Adaptons la formule de Rabelais à l'art :

                Art sans conscience n'est que ruine de l'âme.

 

L'animal est considéré comme n'ayant pas de conscience... Il n'y a encore pas si longtemps on considérait que la communication animale n'existait pas hors de mammifères (on retrouve un cas flagrant de reconnaissance)

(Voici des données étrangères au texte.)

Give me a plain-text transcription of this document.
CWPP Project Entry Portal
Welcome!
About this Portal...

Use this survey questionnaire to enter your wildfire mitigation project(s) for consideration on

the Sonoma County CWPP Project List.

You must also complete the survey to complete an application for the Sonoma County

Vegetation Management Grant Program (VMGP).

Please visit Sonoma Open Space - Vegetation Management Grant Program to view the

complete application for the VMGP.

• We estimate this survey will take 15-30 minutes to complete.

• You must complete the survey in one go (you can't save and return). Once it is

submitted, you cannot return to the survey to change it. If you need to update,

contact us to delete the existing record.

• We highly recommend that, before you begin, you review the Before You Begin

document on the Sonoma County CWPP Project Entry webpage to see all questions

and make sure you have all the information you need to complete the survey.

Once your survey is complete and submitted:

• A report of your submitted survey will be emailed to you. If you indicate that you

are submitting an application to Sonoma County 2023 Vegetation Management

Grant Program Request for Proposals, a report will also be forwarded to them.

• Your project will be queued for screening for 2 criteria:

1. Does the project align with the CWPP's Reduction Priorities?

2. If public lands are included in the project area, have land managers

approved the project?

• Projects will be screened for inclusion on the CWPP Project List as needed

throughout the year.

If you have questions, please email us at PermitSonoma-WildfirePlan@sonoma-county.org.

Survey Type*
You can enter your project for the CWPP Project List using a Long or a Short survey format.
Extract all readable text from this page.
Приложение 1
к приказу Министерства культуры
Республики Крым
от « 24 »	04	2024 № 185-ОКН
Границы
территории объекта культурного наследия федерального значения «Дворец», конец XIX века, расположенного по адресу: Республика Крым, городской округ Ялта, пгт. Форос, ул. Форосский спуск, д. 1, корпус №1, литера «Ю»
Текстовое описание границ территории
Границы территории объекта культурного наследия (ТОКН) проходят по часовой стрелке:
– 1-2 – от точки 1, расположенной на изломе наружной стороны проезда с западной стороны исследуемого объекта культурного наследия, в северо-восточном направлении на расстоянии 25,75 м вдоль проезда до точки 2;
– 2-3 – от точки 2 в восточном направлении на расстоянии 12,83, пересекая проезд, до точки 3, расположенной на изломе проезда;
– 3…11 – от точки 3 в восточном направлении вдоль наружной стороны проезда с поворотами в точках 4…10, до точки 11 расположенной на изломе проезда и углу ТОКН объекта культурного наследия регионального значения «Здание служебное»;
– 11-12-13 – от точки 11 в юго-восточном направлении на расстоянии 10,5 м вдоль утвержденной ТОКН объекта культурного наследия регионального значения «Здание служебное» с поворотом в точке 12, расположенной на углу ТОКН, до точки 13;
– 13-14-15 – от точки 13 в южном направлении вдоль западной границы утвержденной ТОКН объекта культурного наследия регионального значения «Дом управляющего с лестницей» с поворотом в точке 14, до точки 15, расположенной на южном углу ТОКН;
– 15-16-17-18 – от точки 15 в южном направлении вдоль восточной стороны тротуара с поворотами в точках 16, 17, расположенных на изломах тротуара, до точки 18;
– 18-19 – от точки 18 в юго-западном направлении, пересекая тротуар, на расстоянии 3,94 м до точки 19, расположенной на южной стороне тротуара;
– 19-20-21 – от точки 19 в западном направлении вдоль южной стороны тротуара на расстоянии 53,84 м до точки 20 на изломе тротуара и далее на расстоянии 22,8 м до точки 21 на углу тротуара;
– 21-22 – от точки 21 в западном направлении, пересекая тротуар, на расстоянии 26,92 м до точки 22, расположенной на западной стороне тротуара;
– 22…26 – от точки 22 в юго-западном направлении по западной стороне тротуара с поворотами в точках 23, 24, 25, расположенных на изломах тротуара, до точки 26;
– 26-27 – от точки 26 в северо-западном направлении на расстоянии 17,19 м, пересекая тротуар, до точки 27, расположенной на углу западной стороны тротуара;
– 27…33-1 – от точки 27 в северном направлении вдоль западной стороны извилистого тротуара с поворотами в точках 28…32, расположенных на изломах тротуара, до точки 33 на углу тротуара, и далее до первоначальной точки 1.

Depuis on a mis en évidence de multiples formes de communication non verbale (céphalopodes, végétaux, insectes...)

 

Ces récentes découvertes mettraient-elles en cause la nature de notre supériorité sur ces êtres ?

 

Après tout l'homme est le seul organisme à ma connaissance à détruire intégralement son biotope au détriment de sa propre survie.

 

Je ne crois pas en dieu, et encore moins en un Dieu anthropomorphique ayant créé l'homme à son image, la vie après la mort est à mon sens un très bon outil de contrôle trouvé à une époque lointaine...

 

 

Le monde étant constitué d'énergies, nos liaisons synaptiques fonctionnant à l'électricité, je pense que c'est ce que nous sommes, et donc comme « rien ne se perd rien ne se crée »(Lavoisier) il me semblerait logique que le flux électrique d'une personne s'en aille pour se transformer ondulatoirement...

 

Pas là de quoi fouetter un chat !

 

De ce même fait, si une œuvre est détruite, elle continuera à « vibrer » si elle était juste, grâce aux textes, photos...(c'est le cas de beaucoup de tableaux disparus dans des incendies ou jamais revus depuis une date X comme certaines des « île des morts » de Böcklin)

 

Si ce n'est ni pour approcher dieu, ni pour le fuir, ni pour combler le vide de nos existences, créer nous donne peut être une impression de pérennité dans le temps une sorte d'attelle de vie, une tentative quasi alchimique de vivre éternellement ?

 

Partant de ce principe, j'accorde plus volontairement l'immortalité à des James Turrel, Walter De Maria, Richard Long qu'à Matisse ou Rembrandt...

 

C'est à dire qu'avec eux se produisent des détournements du paysage, qui engagent l'homme s'il est présent, mais peuvent fonctionner sans lui, ce qu'ils font d'ailleurs!

 

 

L'art se tenant selon moi entre une œuvre et son « public » ces acteurs du Land Art ont peut être transgressé l'œuvre d'art, la transfigurant en une donnée matérielle autonome, devenant biotope.